Malone man's crazy opinion on welfare

I just found this opinion piece published on a local news site that made me shake my head. "Put me in charge of welfare", says Malone man. Already I'm chuckling because Malone is like the Detroit of Upstate New York. Main street is dotted with rows of dark, abandoned shops. Many locals travel on foot for lack of faster transportation and jobs are scarce down town.

Detroit Suburb
Most of these buildings on Main St are empty


More folks in prison than in church


Thank heavens we have a man with all the answers though! John Crump of Malone urges the Editor of North Country Now to appoint him the king of welfare.

Friday, April 1, 2016 - 6:22 am 
To the Editor:
Put me in charge of food stamps.
First thing I'd do is get rid of SNAP cards. No cash for Ding Dongs, Ho Ho's or snickety snacks of any kind. Just vouchers for 50-pound bags of rice or beans, blocks of cheese and all the powdered milk you could haul away.
If you want steak and pizza, then get a job.
 Well there's your first mistake, Crump. I don't believe the editor of the local rag has that power.

Bravo on the well planned food rations. A person can't survive forever on government issue bulk processed cheese flavored food dried beans and powdered milk. That's just begging for a weekly trip to the doctor. But the poor will probably die off pretty quickly on this diet anyway, so .

But Crump goes on...
Put me in charge of Medicaid.
The first thing I'd do is to get women Norplant birth control implants or tubal legations. Then test all the recipients in the family for drugs, alcohol, and nicotine.
If you want to reproduce, use drugs, swill alcohol, or smoke then get a job.
 Oh how perfect; he's got the medicaid angle covered too. So when Crump is king of welfare the poor will all be sterilized by force and sober as a priest. The confusing part of his rules is that the majority of those on welfare do have jobs, often more than one. Employers just don't pay enough to survive on.
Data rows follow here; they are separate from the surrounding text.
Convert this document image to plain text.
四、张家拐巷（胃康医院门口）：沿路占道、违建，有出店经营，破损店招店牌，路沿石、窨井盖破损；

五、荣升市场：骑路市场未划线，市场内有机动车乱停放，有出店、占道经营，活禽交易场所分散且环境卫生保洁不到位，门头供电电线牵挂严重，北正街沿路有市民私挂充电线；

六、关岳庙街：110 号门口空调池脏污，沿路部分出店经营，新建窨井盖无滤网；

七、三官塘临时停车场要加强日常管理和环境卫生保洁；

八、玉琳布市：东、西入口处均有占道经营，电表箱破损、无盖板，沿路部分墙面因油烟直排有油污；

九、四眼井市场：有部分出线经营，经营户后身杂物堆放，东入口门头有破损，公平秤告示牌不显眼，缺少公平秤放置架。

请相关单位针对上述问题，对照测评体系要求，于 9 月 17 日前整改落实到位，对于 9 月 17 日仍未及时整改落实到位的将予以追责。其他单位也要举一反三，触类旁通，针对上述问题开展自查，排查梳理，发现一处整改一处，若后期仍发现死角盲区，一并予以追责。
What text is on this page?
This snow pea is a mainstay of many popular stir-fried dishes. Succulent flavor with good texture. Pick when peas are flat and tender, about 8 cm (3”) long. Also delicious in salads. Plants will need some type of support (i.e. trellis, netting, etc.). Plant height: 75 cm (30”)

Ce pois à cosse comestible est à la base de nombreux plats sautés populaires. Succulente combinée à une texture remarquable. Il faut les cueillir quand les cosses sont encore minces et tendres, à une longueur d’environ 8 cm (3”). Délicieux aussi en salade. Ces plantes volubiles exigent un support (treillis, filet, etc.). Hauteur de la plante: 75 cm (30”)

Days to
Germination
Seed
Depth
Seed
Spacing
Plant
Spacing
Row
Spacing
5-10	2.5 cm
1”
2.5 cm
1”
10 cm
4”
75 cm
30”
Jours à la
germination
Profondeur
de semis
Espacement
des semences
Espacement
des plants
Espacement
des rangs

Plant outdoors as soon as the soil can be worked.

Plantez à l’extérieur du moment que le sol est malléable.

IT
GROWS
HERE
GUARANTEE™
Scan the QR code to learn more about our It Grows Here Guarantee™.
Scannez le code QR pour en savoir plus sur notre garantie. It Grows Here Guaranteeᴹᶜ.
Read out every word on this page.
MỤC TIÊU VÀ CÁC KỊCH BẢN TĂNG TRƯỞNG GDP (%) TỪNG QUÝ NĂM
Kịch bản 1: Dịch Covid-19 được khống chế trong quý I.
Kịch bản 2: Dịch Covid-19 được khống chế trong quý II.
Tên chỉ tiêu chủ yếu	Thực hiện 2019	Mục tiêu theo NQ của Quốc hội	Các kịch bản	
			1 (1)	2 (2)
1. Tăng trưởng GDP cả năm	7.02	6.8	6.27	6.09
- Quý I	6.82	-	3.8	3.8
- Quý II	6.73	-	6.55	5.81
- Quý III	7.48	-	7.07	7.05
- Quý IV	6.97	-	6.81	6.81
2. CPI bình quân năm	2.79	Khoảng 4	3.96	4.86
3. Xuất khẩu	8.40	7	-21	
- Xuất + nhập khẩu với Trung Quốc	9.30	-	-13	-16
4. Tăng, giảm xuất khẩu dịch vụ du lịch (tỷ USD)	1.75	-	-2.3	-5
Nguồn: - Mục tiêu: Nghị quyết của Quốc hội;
Most employers around here will hire their entire staff as part time to avoid paying for insurance and pay minimum wage, cutting hours as low as four hours a week. So those with jobs often can't afford medical insurance either let alone pizza and steak.

Crump goes on;
You will either present a check stub from a job each week or you will report to a government job. This job may be cleaning the roadways of trash, painting and repairing public housing, working on a farm to provide food for welfare recipients or whatever else we find for you.

Welfare recipients already have to do mandatory volunteer work or similar activities like skills training. They volunteer at the local food pantries or clean public buildings.

He also wants to sell off the poor's posessions. Apparently all us poor folks own fancy tires and loud stereos. Well, we do have a loud stereo, but I'll tell you what, Crump, that stereo was a gift (and about 30 years old) and the speakers were mostly salvaged from scrap yards. Go ahead and try to sell it, and enjoy your hard earned $5.

Crump wants to punish the poor for their terrible life mistakes and try to teach them a concentration camp style lesson. Work hard for your slave rations or starve.

His last two points really concern me. "...while you are on government assistance, you cannot receive an income tax return."

Um, excuse me? If I worked within the last fiscal year you bet your ass I'm claiming my return. Like I said, the majority of welfare recipients actually HAVE A JOB. And with all the lay-offs, a lot of people recently had jobs.

And his final royal decree being that while receiving government assistance you, American citizen, voluntarily renounce your right to vote.
"Yes, that is correct. For you to vote would be a conflict of interest."
Oh, wow.

However, nowhere in his letter has Mr. Crump shared his qualifications for the job of being in charge of welfare.